Antes de mais nada, vamos dizer que o populismo de extrema direita não é apenas um fenômeno brasileiro. Nos Estados Unidos elegeram a personificação do populismo de extrema direita como presidente e na Europa e na Ásia há muitos países que estão se movendo nessa direção ou que já elegeram primeiros-ministros e presidentes que prometem trazer de volta os ‘bons tempos velhos’, ‘limpar’ o país e não deixar os imigrantes entrarem ou expulsá-los. A escolha do Reino Unido para sair da União Europeia (Brexit) reflete o mesmo medo e falta de confiança que podem ser vistos globalmente. Como chegamos neste ponto que pessoas como Bolsonaro e Trump viram a solução?

Na Manifesto 55 falamos sobre momentos de confusão e caos e como temos a opção de ir para o controle (ordem, regras, medidas extremas e até intervenção militar) ou para co-criação (trabalhando juntos em soluções para problemas complexos através da construção de confiança, diálogo e empatia). Neste segundo cenário, entendemos que os problemas que enfrentamos são tão complexos (envolvendo mudanças econômicas, mudanças climáticas, inovações sociais) que nenhuma pessoa (um líder ou um herói) pode resolvê-los sozinho. Essa mudança para a co-criação exige que os líderes não oferecem respostas e soluções prontas, mas façam perguntas, envolvam as pessoas, criem confiança e garantam que as soluções sejam resolvidas juntas.

Nós falamos sobre o movimento do Líder-Herói para o Líder-Anfitrião, como discutido no artigo “Liderança na era da complexidade”, de Margareth Wheatley e Deborah Frieze.

Infelizmente, ainda temos muitas crenças que nos impedem de resolver os problemas juntos e de sermos os líderes que podem realmente co-criar mudanças. Acreditamos que uma situação de alto risco requer alto controle. E essa crença cria (ou apoia) sistemas hierárquicos com líderes que prometem nos tirar da confusão. Muitas vezes, no entanto, vemos que esse tipo de líder-herói cria ainda mais caos — como é o caso atualmente nas eleições brasileiras. O país sofreu corrupção e tempos economicamente desafiadores, por isso os líderes prometem melhorar tudo. E agora há mais tensão do que antes! As pessoas param de se olhar, em vez disso, começam a brigar sobre qual líder é o melhor (ou o pior).

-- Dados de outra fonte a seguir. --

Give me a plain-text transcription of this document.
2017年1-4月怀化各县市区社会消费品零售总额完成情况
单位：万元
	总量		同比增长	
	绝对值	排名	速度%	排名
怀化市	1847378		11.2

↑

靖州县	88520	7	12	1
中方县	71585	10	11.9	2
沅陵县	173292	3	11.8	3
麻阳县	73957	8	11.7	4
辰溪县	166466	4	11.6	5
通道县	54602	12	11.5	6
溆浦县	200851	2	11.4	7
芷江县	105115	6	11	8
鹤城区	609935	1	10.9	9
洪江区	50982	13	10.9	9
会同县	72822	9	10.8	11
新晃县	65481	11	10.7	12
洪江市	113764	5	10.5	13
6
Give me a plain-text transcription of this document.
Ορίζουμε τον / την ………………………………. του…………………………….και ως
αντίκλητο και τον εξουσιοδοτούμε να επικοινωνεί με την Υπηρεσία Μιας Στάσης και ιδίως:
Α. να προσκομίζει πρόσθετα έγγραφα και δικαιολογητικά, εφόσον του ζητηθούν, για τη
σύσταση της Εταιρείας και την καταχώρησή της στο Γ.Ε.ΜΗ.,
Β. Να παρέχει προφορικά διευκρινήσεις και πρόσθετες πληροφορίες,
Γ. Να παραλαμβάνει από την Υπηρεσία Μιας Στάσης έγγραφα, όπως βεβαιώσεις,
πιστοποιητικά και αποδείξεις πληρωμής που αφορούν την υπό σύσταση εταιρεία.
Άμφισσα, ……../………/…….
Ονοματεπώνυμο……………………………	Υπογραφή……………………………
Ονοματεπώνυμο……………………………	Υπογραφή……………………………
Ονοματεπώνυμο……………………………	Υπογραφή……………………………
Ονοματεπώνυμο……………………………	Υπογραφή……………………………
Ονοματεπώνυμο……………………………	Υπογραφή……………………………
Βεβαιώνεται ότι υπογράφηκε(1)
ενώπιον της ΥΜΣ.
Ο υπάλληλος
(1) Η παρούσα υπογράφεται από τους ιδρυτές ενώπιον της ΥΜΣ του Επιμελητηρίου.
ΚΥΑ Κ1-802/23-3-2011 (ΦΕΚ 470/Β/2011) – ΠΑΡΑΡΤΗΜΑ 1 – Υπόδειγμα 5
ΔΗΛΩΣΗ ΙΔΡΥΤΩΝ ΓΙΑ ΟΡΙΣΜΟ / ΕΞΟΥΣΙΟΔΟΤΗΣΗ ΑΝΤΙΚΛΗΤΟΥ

A realidade é que os políticos não são o único problema aqui, as eleições criaram uma polarização que talvez estivesse sempre lá. O medo e as crenças agora só tem candidato. Porque se o resultado é 49% ou 51% para Bolsonaro, as pessoas continuarão com medo e continuarão a se machucando mutuamente. As pessoas têm medo de dizer à sua família que são gay, mulheres têm medo de andar nas ruas, negros estão sendo discriminados em toda a sociedade e imigrantes, indígenas e todos que não são branco, hétero e cristão temam por seus direitos básicos. Ao mesmo tempo, há pessoas que têm tanto medo da corrupção dos políticos roubando dinheiro que não conseguem ver a dor e a ameaça que causam aos outros. E há mesmo pessoas que têm medo de gays, mulheres e todos que não são brancos, heterossexuais e cristãos, por ameaçar seu estilo de vida.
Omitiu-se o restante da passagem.